Linear Combinations of Factorial and $S$-unit in a Ternary recurrence sequence with a double root
Florian Luca, Armand Noubissie
TL;DR
The paper investigates Diophantine equations of the form $u_n \pm m! = s$ where $\{u_n\}$ is a ternary recurrence with a double root, and in particular extends Cullen and Woodall numbers by writing $u_n = p(n) α^n + b β^n$ with integers $α,β$ and gcd(α,β)=1. Using height theory, Matveev’s theorem, and a p-adic version due to Yu, the authors derive explicit, finite bounds for $n$ and the size of the S-unit $s$, distinguishing degenerate and nondegenerate cases.
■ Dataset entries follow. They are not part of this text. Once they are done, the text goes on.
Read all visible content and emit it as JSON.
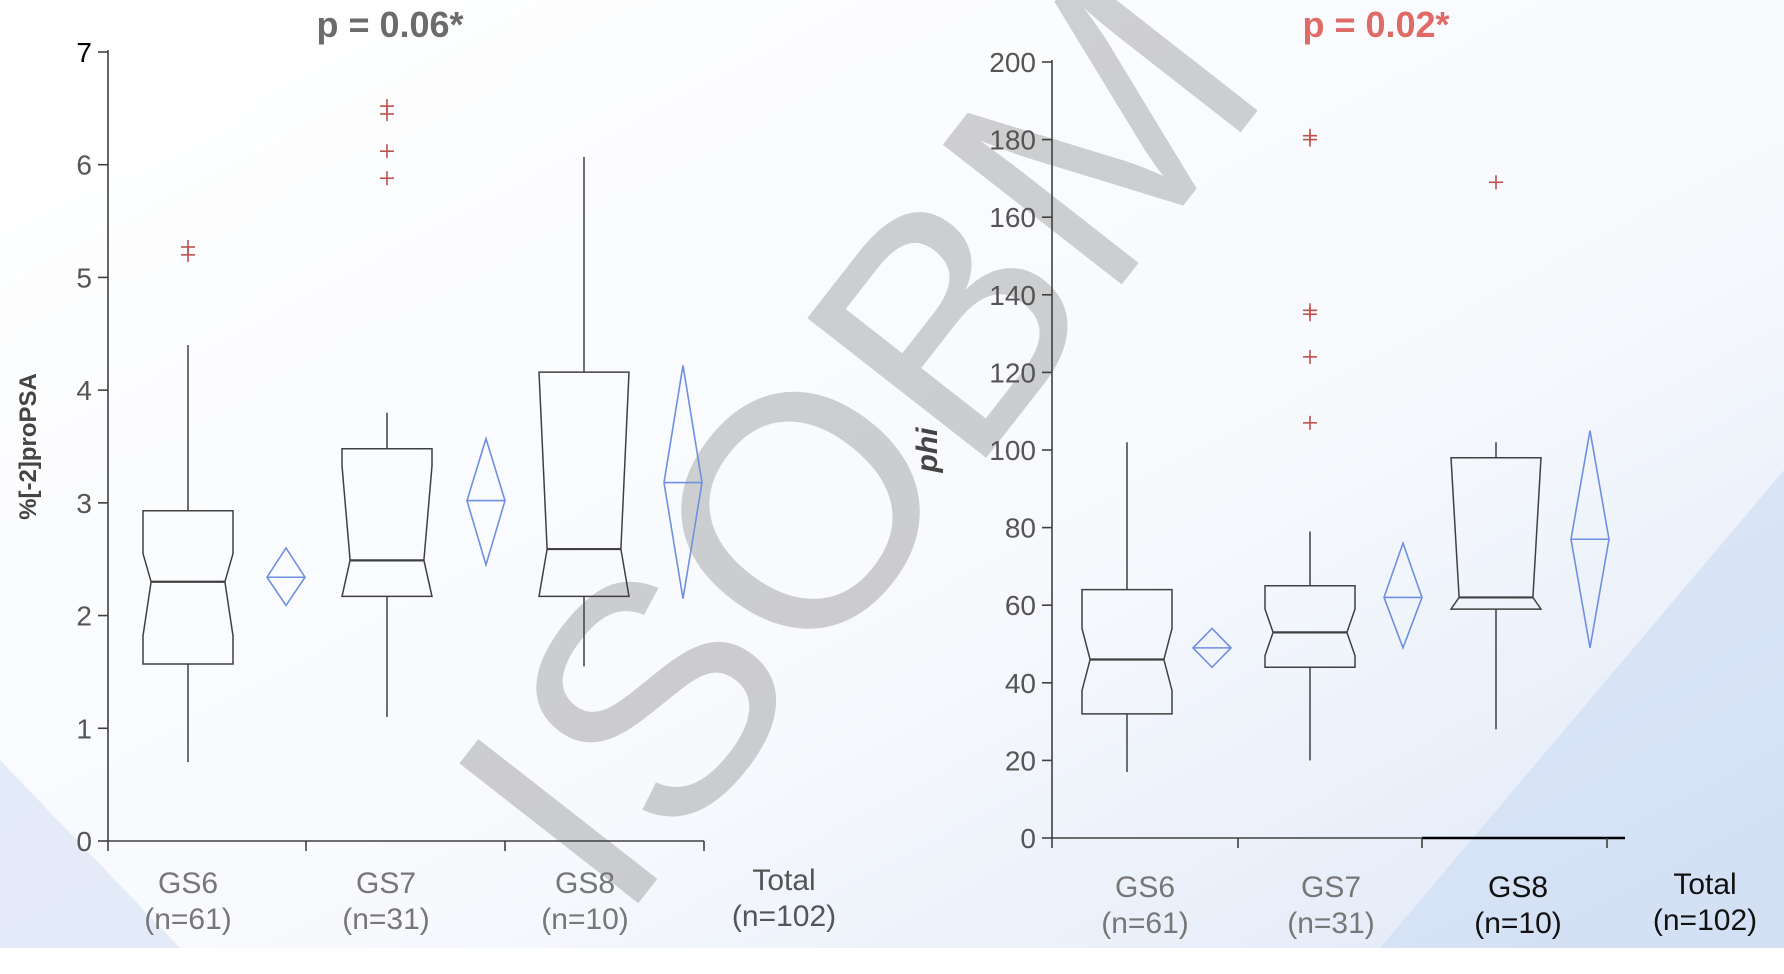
{
  "watermark": "ISOBM",
  "colors": {
    "box": "#404040",
    "diamond": "#6f8fe0",
    "outlier": "#c0504d",
    "title_left": "#6b6b6b",
    "title_right": "#e06a66",
    "axis": "#404040",
    "label": "#555555"
  },
  "chart_data": [
    {
      "type": "boxplot",
      "title": "p = 0.06*",
      "ylabel": "%[-2]proPSA",
      "ylabel_style": "bold",
      "ylim": [
        0,
        7
      ],
      "yticks": [
        0,
        1,
        2,
        3,
        4,
        5,
        6,
        7
      ],
      "categories": [
        "GS6\n(n=61)",
        "GS7\n(n=31)",
        "GS8\n(n=10)",
        "Total\n(n=102)"
      ],
      "boxes": [
        {
          "group": "GS6",
          "min": 0.7,
          "q1": 1.57,
          "median": 2.3,
          "q3": 2.93,
          "max": 4.4,
          "notch_low": 1.82,
          "notch_high": 2.55,
          "outliers": [
            5.2,
            5.27
          ]
        },
        {
          "group": "GS7",
          "min": 1.1,
          "q1": 2.17,
          "median": 2.49,
          "q3": 3.48,
          "max": 3.8,
          "notch_low": 2.17,
          "notch_high": 3.33,
          "outliers": [
            5.88,
            6.12,
            6.45,
            6.52
          ]
        },
        {
          "group": "GS8",
          "min": 1.55,
          "q1": 2.17,
          "median": 2.59,
          "q3": 4.16,
          "max": 6.07,
          "notch_low": 2.17,
          "notch_high": 4.16,
          "outliers": []
        }
      ],
      "diamonds": [
        {
          "group": "GS6",
          "mean": 2.34,
          "low": 2.09,
          "high": 2.6
        },
        {
          "group": "GS7",
          "mean": 3.02,
          "low": 2.45,
          "high": 3.57
        },
        {
          "group": "GS8",
          "mean": 3.18,
          "low": 2.15,
          "high": 4.22
        }
      ]
    },
    {
      "type": "boxplot",
      "title": "p = 0.02*",
      "ylabel": "phi",
      "ylabel_style": "bold-italic",
      "ylim": [
        0,
        200
      ],
      "yticks": [
        0,
        20,
        40,
        60,
        80,
        100,
        120,
        140,
        160,
        180,
        200
      ],
      "categories": [
        "GS6\n(n=61)",
        "GS7\n(n=31)",
        "GS8\n(n=10)",
        "Total\n(n=102)"
      ],
      "boxes": [
        {
          "group": "GS6",
          "min": 17,
          "q1": 32,
          "median": 46,
          "q3": 64,
          "max": 102,
          "notch_low": 38,
          "notch_high": 54,
          "outliers": []
        },
        {
          "group": "GS7",
          "min": 20,
          "q1": 44,
          "median": 53,
          "q3": 65,
          "max": 79,
          "notch_low": 47,
          "notch_high": 59,
          "outliers": [
            107,
            124,
            135,
            136,
            180,
            181
          ]
        },
        {
          "group": "GS8",
          "min": 28,
          "q1": 59,
          "median": 62,
          "q3": 98,
          "max": 102,
          "notch_low": 59,
          "notch_high": 98,
          "outliers": [
            169
          ]
        }
      ],
      "diamonds": [
        {
          "group": "GS6",
          "mean": 49,
          "low": 44,
          "high": 54
        },
        {
          "group": "GS7",
          "mean": 62,
          "low": 49,
          "high": 76
        },
        {
          "group": "GS8",
          "mean": 77,
          "low": 49,
          "high": 105
        }
      ]
    }
  ]
}
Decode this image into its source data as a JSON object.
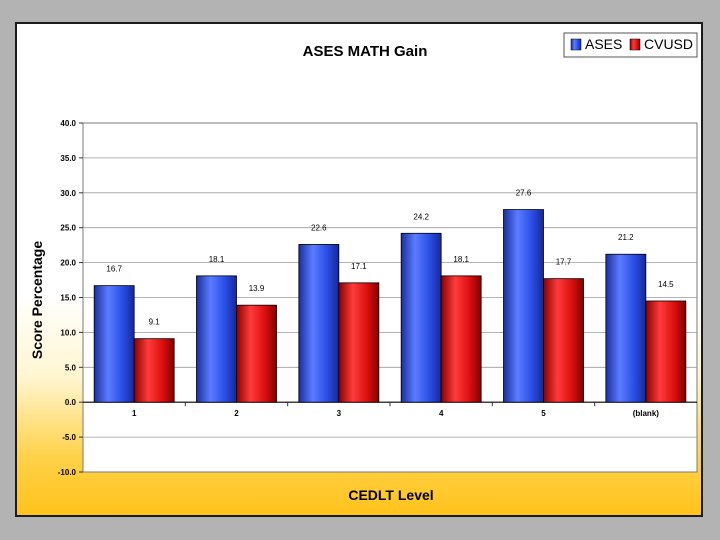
{
  "chart_data": {
    "type": "bar",
    "title": "ASES MATH Gain",
    "xlabel": "CEDLT Level",
    "ylabel": "Score Percentage",
    "categories": [
      "1",
      "2",
      "3",
      "4",
      "5",
      "(blank)"
    ],
    "series": [
      {
        "name": "ASES",
        "color": "#2a4fe6",
        "values": [
          16.7,
          18.1,
          22.6,
          24.2,
          27.6,
          21.2
        ],
        "labels": [
          "16.7",
          "18.1",
          "22.6",
          "24.2",
          "27.6",
          "21.2"
        ]
      },
      {
        "name": "CVUSD",
        "color": "#dd1010",
        "values": [
          9.1,
          13.9,
          17.1,
          18.1,
          17.7,
          14.5
        ],
        "labels": [
          "9.1",
          "13.9",
          "17.1",
          "18.1",
          "17.7",
          "14.5"
        ]
      }
    ],
    "ylim": [
      -10,
      40
    ],
    "yticks": [
      40,
      35,
      30,
      25,
      20,
      15,
      10,
      5,
      0,
      -5,
      -10
    ],
    "ytick_labels": [
      "40.0",
      "35.0",
      "30.0",
      "25.0",
      "20.0",
      "15.0",
      "10.0",
      "5.0",
      "0.0",
      "-5.0",
      "-10.0"
    ],
    "grid": true,
    "legend": "top-right"
  }
}
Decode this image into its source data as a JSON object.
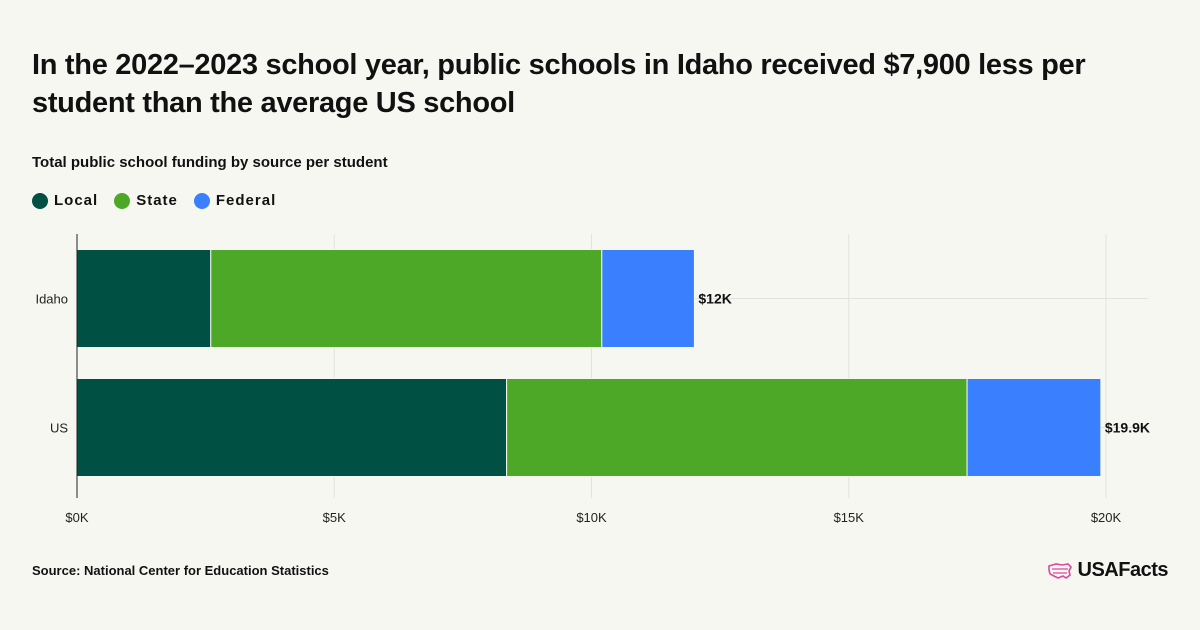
{
  "title": "In the 2022–2023 school year, public schools in Idaho received $7,900 less per student than the average US school",
  "chart_data": {
    "type": "bar",
    "orientation": "horizontal",
    "stacked": true,
    "subtitle": "Total public school funding by source per student",
    "categories": [
      "Idaho",
      "US"
    ],
    "series": [
      {
        "name": "Local",
        "color": "#005143",
        "values": [
          2600,
          8350
        ]
      },
      {
        "name": "State",
        "color": "#4ea828",
        "values": [
          7600,
          8950
        ]
      },
      {
        "name": "Federal",
        "color": "#3a7ffe",
        "values": [
          1800,
          2600
        ]
      }
    ],
    "totals": [
      "$12K",
      "$19.9K"
    ],
    "xlim": [
      0,
      20000
    ],
    "x_ticks": [
      0,
      5000,
      10000,
      15000,
      20000
    ],
    "x_tick_labels": [
      "$0K",
      "$5K",
      "$10K",
      "$15K",
      "$20K"
    ],
    "legend_position": "top-left",
    "grid": true
  },
  "source": "Source: National Center for Education Statistics",
  "brand": "USAFacts"
}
They obtain an explicit general bound $n < e^{12X}$ and show that, for the prime set ${2,3,5,7}$, all nondegenerate solutions require $n \le 8$ and $m \le 7$, with the largest-n instance giving $(8\cdot 2^8+1)-4! = 3^4\cdot 5^2$. Theorem 3 is then combined with a computational check to list all small solutions and to confirm that the maximal $n$ in this restricted setting is $8$, together with a complete solution set including degenerate cases.
Abstract
Here, we show that if $u_n=n2^n\pm 1$, then the largest prime factor of $u_n\pm m!$ for $n\ge 0,~m\ge 2$ tends to infinity with $\max\{m,n\}$. In particular, the largest $n$ participating in the equation $u_n\pm m!=2^a3^b5^c7^d$ with $n\ge 1,~m\ge 2$ is $n=8$ for which $(8\cdot 2^8+1)-4!=3^4\cdot 5^2$.